Persons living with HIV (PLWH) and substance use/misuse experience significant barriers to engagement in HIV care at every step of the HIV care continuum including: (1) HIV testing and diagnosis (2) linkage to clinical care (3) retention in care pre-antiretroviral therapy (ART) (4) ART initiation and adherence (5) viral suppression. We qualitatively explored the facilitators of and barriers to participation in the HIV care continuum among PLWH with substance use/misuse.

We performed semi-structured in-depth interviews with 34 PLWH in care with recent substance use. The transcripts were analyzed in an iterative process using an editing style analysis. Interviews were conducted until thematic saturation was achieved.

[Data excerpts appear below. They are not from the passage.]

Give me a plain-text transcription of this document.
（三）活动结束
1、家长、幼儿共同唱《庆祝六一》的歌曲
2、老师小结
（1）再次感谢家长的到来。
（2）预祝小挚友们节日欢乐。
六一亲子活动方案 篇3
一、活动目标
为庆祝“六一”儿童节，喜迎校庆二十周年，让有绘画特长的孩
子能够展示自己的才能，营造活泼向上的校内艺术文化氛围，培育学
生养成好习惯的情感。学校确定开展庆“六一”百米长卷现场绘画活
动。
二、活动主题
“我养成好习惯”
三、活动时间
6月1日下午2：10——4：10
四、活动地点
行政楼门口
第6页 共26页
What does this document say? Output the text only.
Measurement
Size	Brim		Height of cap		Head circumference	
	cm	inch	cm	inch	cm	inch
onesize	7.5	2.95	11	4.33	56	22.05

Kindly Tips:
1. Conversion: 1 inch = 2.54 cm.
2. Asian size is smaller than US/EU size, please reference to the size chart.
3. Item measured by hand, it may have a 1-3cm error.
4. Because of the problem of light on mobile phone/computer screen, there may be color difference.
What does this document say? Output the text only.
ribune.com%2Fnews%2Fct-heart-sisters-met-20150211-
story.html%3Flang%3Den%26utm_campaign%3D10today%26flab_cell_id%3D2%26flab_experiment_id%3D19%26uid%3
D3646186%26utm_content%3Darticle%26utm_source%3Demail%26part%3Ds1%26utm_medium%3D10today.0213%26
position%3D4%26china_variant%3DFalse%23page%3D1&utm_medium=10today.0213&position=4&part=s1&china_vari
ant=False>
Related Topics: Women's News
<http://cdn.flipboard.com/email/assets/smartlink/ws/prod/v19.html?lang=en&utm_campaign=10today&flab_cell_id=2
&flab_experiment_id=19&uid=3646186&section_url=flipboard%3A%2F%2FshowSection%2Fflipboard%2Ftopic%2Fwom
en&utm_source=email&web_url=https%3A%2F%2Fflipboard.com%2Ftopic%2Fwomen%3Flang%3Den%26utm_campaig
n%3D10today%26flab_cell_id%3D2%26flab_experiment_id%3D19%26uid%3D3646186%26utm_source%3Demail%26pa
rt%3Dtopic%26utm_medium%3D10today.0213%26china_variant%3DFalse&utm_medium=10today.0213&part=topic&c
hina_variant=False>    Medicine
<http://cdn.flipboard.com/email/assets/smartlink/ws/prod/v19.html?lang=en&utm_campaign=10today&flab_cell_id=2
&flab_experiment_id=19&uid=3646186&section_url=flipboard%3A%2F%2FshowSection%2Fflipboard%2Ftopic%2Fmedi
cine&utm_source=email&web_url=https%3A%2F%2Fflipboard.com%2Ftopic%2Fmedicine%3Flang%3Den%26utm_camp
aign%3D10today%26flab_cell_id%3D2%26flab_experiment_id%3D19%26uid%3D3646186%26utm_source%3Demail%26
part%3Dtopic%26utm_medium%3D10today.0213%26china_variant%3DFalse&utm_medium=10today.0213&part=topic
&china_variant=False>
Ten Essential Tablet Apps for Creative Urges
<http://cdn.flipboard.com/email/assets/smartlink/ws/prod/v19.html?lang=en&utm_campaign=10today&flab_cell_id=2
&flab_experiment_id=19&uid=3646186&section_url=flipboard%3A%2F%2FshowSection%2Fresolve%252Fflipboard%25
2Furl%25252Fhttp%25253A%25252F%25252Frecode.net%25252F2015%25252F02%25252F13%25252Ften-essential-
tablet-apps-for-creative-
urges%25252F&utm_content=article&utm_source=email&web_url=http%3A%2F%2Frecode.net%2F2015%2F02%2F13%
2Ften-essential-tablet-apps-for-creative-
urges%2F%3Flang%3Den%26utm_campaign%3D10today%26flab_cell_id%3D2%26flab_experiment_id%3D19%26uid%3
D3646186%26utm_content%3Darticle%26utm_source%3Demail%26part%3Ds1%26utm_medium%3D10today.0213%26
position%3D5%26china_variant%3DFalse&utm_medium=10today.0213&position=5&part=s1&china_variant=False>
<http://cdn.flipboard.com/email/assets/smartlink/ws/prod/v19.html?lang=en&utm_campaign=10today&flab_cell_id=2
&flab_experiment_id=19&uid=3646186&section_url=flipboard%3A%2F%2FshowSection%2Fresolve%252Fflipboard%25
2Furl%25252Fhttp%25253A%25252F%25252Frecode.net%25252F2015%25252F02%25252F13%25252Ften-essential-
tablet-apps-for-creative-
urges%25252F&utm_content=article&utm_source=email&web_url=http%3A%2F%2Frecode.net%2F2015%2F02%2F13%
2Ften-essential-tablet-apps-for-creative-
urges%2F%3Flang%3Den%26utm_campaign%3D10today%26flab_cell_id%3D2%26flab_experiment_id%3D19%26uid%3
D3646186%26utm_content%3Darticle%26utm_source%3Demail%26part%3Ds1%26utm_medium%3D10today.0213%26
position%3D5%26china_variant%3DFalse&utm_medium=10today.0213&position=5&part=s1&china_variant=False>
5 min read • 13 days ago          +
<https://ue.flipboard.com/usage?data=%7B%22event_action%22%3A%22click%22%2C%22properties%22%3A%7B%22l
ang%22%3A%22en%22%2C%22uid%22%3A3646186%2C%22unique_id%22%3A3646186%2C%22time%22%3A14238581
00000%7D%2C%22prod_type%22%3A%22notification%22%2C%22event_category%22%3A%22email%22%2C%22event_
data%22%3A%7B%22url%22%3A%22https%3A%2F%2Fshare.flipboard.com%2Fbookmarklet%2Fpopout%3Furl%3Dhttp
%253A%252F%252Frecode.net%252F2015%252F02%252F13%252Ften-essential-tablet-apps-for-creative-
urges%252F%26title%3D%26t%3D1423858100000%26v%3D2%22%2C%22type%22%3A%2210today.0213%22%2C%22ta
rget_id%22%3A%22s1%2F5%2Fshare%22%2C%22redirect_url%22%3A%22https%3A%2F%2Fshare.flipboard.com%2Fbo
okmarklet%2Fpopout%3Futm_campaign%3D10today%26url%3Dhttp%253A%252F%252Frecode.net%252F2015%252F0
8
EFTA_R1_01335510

Participants attributed an escalation in drug use at the time of diagnosis to denial of their disease and the belief that their death was inevitable and cited this as a barrier to treatment entry. In contrast, participants reported that experiencing adverse physical effects of uncontrolled HIV infection motivated them to enroll in care. Reported barriers to retention and adherence to care included forgetting medications and appointments because of drug use, prioritizing drug use over HIV treatment and side effects associated with medications. Participants described that progression of illness, development of a medication taking ritual and a positive provider-patient relationship all facilitated engagement and reengagement in care.

PLWH with substance use engaged in care describe barriers to and facilitators of optimal engagement related to and distinct from substance use. Greater understanding of the biologic, psychological and social factors that promote and impair engagement in care can inform interventions and reduce the increased morbidity and mortality experienced by PLWH with substance use.